Photoelectric Dual-Mode and Nonvolatile Modulation Based on Ferroelectric Memristors for Reservoir Computing

Drawing on the function of biological synapses, the development of electronic synaptic devices aims to achieve a neuromorphic computing system with high performance and low energy consumption. In this work, the Ruddlesen–Popper phase Ba2TiO4/TiO2 heterojunction memristor was prepared by the sol–gel method. Hysteresis loops and piezoelectric force microscopy demonstrate excellent ferroelectric properties of Ba2TiO4, which allows the Ba2TiO4-based memristor to exhibit a multiresistive state under applied voltage. Synaptic characteristics such as short/long-term plasticity and paired-pulse facilitation/depression are achieved through electrical pulses.
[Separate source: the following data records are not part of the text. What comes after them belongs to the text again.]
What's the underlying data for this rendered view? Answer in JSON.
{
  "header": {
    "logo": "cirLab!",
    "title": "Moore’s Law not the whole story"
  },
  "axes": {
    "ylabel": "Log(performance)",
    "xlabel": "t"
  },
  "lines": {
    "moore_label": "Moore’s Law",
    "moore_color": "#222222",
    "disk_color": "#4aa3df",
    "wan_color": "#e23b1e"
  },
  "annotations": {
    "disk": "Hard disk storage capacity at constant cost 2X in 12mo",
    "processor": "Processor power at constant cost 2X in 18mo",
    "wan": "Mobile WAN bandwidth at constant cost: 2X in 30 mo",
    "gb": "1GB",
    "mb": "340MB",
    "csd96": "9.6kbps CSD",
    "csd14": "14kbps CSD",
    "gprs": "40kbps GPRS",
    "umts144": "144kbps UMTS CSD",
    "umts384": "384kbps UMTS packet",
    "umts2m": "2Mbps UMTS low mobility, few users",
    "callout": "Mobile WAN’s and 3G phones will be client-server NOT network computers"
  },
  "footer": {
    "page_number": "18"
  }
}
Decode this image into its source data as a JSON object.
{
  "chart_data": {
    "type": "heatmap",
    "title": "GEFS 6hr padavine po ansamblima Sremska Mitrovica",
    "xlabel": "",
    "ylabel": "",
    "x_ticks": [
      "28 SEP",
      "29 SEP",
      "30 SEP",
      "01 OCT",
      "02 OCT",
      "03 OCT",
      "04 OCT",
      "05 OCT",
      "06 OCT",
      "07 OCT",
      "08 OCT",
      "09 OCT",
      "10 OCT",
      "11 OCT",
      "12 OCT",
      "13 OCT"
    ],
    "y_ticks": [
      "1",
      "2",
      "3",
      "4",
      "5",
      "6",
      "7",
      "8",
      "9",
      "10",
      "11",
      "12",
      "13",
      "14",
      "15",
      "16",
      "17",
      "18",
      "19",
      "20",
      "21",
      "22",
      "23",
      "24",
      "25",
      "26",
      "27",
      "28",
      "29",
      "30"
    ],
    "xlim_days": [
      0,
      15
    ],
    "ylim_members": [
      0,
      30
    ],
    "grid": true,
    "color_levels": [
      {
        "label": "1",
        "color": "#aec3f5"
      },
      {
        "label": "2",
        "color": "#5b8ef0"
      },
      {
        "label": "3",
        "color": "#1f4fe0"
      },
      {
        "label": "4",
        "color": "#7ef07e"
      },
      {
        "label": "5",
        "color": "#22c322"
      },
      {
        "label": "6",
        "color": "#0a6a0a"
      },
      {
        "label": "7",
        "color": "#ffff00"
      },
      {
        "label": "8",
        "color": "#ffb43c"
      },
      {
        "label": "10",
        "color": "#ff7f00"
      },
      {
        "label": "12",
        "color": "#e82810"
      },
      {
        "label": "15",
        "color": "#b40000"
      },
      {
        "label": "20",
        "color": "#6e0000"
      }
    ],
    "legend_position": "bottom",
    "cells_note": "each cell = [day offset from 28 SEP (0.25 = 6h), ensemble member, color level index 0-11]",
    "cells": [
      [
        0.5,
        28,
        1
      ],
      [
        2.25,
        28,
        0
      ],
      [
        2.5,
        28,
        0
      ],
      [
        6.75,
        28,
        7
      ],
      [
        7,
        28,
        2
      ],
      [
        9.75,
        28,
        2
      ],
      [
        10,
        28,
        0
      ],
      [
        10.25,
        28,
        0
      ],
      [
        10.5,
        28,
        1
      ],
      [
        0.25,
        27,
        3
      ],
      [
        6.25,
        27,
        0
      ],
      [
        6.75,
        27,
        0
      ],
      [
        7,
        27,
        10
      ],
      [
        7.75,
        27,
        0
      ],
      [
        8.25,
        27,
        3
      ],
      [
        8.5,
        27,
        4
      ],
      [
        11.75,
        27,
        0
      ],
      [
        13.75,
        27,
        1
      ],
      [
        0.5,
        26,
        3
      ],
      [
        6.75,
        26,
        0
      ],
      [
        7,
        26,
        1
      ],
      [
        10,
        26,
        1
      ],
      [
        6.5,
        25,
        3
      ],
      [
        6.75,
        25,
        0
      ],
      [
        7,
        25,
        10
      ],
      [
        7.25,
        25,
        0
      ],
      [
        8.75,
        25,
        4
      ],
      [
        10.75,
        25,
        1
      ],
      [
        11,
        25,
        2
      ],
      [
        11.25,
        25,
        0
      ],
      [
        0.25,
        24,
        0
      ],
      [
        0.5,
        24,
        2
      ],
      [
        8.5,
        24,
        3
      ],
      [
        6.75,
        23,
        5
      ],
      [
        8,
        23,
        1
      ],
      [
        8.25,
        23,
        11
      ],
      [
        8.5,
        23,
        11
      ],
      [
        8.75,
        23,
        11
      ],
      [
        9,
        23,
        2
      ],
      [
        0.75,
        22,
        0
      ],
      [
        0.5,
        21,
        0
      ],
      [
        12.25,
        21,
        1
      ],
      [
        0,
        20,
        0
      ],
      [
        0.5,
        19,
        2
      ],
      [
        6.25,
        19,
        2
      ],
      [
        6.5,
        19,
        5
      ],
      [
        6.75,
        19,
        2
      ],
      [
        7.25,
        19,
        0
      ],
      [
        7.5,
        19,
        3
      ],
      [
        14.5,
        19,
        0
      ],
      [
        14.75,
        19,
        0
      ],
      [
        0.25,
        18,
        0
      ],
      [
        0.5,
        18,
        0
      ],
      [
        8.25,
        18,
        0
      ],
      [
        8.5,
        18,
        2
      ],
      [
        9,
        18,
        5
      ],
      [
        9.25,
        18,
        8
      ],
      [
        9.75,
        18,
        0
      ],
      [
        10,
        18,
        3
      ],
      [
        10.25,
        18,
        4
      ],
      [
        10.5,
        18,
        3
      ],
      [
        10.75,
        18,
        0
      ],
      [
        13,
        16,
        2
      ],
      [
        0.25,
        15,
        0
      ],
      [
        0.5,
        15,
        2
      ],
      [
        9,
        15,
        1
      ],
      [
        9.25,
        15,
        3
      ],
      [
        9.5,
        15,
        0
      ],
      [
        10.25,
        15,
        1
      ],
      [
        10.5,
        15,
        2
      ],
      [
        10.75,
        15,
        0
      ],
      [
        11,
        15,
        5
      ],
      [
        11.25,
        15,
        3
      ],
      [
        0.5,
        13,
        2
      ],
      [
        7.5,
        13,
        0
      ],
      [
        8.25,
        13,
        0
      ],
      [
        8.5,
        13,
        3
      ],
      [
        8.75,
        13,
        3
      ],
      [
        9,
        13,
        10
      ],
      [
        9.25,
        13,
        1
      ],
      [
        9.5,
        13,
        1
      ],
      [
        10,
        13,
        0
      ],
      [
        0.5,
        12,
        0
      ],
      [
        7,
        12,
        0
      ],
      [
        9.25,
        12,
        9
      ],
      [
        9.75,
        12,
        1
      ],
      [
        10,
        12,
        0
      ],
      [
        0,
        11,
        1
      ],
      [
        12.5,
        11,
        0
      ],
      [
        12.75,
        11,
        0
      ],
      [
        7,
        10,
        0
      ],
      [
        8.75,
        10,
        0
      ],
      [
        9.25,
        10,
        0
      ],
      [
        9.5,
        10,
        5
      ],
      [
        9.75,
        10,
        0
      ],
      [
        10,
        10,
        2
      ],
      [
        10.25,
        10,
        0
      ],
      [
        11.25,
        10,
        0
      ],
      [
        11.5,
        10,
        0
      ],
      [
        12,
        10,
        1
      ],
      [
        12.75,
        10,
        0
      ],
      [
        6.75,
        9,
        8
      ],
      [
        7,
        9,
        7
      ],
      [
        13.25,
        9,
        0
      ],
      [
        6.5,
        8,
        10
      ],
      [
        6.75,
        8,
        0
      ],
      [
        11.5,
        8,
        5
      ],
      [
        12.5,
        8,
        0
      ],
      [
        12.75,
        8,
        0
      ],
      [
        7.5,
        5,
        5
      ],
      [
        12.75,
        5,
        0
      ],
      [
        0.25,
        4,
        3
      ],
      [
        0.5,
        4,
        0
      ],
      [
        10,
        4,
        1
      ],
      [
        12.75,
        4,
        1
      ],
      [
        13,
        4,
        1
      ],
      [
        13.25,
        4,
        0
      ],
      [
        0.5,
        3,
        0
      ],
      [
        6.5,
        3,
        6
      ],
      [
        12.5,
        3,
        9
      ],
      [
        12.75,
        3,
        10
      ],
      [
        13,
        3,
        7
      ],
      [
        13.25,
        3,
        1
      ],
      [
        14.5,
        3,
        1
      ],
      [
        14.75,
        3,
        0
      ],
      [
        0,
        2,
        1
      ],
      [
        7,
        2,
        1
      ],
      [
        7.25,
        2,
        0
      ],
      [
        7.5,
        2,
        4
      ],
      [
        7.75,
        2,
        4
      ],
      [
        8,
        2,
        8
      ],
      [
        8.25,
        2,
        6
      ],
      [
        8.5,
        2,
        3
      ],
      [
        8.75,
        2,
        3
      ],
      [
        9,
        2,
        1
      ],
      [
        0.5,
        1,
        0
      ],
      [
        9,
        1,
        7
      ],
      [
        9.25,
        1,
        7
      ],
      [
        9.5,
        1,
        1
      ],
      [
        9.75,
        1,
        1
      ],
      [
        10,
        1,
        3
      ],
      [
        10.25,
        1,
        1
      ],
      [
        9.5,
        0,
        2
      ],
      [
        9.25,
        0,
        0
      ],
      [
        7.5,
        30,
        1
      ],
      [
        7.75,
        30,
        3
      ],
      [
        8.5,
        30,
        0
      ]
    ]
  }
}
In addition, the memristor achieves nonvolatile modulation under the stimulation of optical pulses, mainly attributed to the Ba2TiO4/TiO2 heterojunction promoting the separation of photogenerated carriers. The "learning experience" process is successfully achieved, and the minimum energy consumption of a single synaptic event is only 0.051 pJ. A reservoir neural network is constructed to evaluate the reliability of Ba2TiO4/TiO2 heterojunction memristors. The recognition accuracy of the clothing data sets reaches 91.2%. Our research provides an idea for explaining the nonvolatile modulation and reservoir computing of photoelectric memristors.